Billet de seconde classe

Qui, comme il se doit, fut écrit sur un strapontin.

Avec un peu de recul, un peu d'éloignement et de plus en plus de distance, il me semble que ce blog ne traite finalement que des trois - quel peut bien être le mot juste ? Des trois obsessions qui me font vibrer. La musique, les hommes et l'écrit. Tout le reste n'est que contingences.

La contingence, ce soir, est ferrovière - pourquoi ne le serait-elle pas ?

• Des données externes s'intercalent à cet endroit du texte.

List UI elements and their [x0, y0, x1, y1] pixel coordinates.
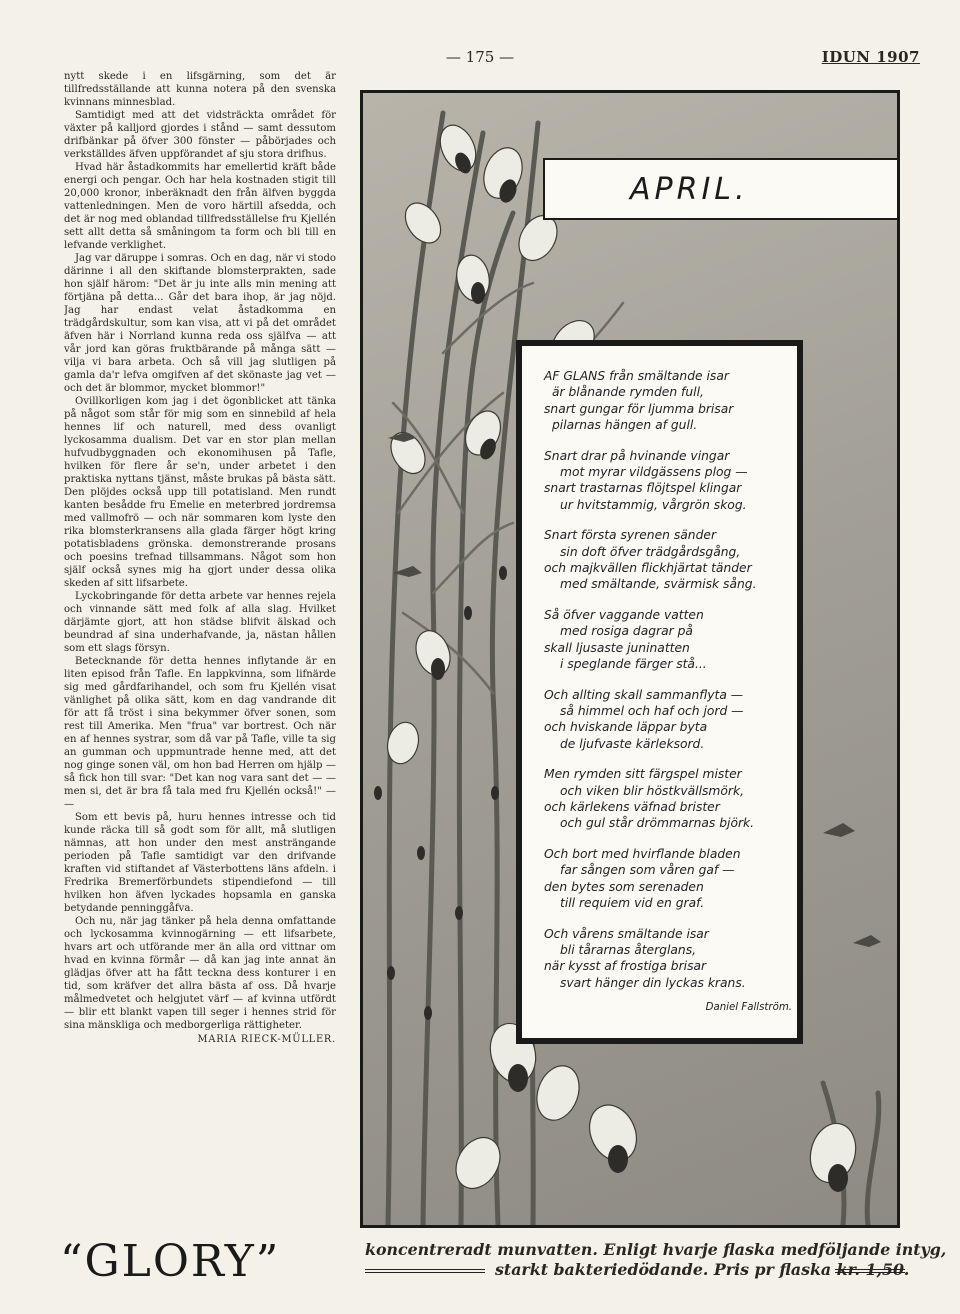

Je voyages de Lyon à Clermont-Ferrand dans un TER flambant neuf qui se secoue, cahote et grince sur des voies hors d'âge. Tarare, Mesdames et Messieurs, Tarare. J'aime le train. J'aime les petites secousses qui stimulent les boyaux et font marcher en ivrognes les gens qui visent les toilettes, j'aime les sonneries qu'on dépasse dans les tunnels et dont on ne sait pas trop à quoi elles servent, j'aime les paysages qui deviennent miroirs dès que la nuit tombe. J'aime les passages aussi, l'enfant qui se met debout sur le siège devant vous pour pouvoir vous tirer la langue par-dessus le dossier, la demoiselle qui entame sa routine de dragueuse de plage avec tant d'applomb, de maladresse et d'incongruité qu'elle en est touchante, le militaire qui vous appelle Mon Général parce qu'il vous a surpris en train de lire un cours d'informatique de l'X. J'aime les contacts humains aussi, comme cette fois où j'avais refusé pour mon plus grand malheur de signer la pétition d'une harpie qui se plaignait à la fois que les wagons vieillissent et que les tarifs augmentassent. Il n'y a guère qu'une chose qui m'horripile dans le train. La musique ferrovière. Le crétin à qui l'on devait déjà le ta tadam taaa daaaaaa du TGV a encore frappé, apparemment. En gare, cette fois-ci. Il a raison : il était anti-démocratique que son œuvre ne fût infligée qu'à une poignée d'unhappy few. Mais passons.

Je suis dans un train, donc, où j'écoute de la musique, où j'écris ceci après avoir lu autre chose et où je me perds dans la contemplation d'un profil masculin. Nécessairement.

Imaginez-vous que Melodyia a trouvé dans je ne sais quel grenier un enregistrement de la Première symphonie, Rêves d'hiver, de Tchaikowsky, par Golovanov. Et que, parce qu'il y a de ces petits miracles, parfois, ils l'ont réédité. Golovanov ! Stokowski, par contraste, passerait pour un classique. Quels excès ! Quels outrages ! On peut donc faire cela à une partition ? Oui, de toute évidence, on le peut. Et, si l'on m'en croit, on devrait le faire plus souvent. Un jour, je vous dirai pourquoi et comment il faut faire du mal à la musique pour bien l'aimer, je vous dirai que l'exécuter c'est la tuer et que l'interpréter c'est la ressuciter. Je vous parlerai d'Ormandy qui osait tout, je vous reparlerai de Stokowski et de Fiedler, je penserai à Markevitch.

Mais pas ce soir, pas dans ce train.

La lecture est faite d'envie soudaines (et l'écriture, parfois, de provocations). À cause ou grâce à ce blog, j'ai eu une violente envie de Vialatte. Mesdames et Messieurs, dans quelques minutes, Roanne. Roanne. (Pourquoi répéter ainsi ce nom, Roanne, qui est si laid ?) Diablement élégant, ma foi, de lire du Vialatte dans un train à destination de Clermont-Ferrand. Approprié. De lui aussi, je vous reparlerai, à n'en pas douter. Une précision dans le verbe. Une mélancolie dans l'humour. Une justesse dans la ponctuation. Enviable. Trouvée cet après-midi en librairie l'intégrale de ses Chroniques de "La Montagne". Neuf cents en tout et en deux tomes. Il y a beaucoup à lire, il y aura tant à dire.

Mais pas ce soir, pas dans ce train.

J'étais assis, avant Roanne, sur un strapontin avec vue sur un homme (la trinité est complète - en tirer une morale sur l'harmonie universelle). Ou, plus précisément, un couple. Monsieur avec profil d'Apollon, madame avec regard de Méduse. Madame n'est pas partageuse. Grognasse, la beauté ne se retient pas captive. On ne met pas un Picasso au coffre, on ne joue pas Wagner dans la cave d'un château bavarois. Il y a des gens qui ne comprennent rien. Je vous parlerai un jour de la beauté masculine, de ce que je ne me plais pas, sauf lorsque je viens de me raser.

Mais pas ce soir, pas dans ce train.

Car, ce soir, dans ce train, j'ai du Vialatte à lire. Et tout à apprendre.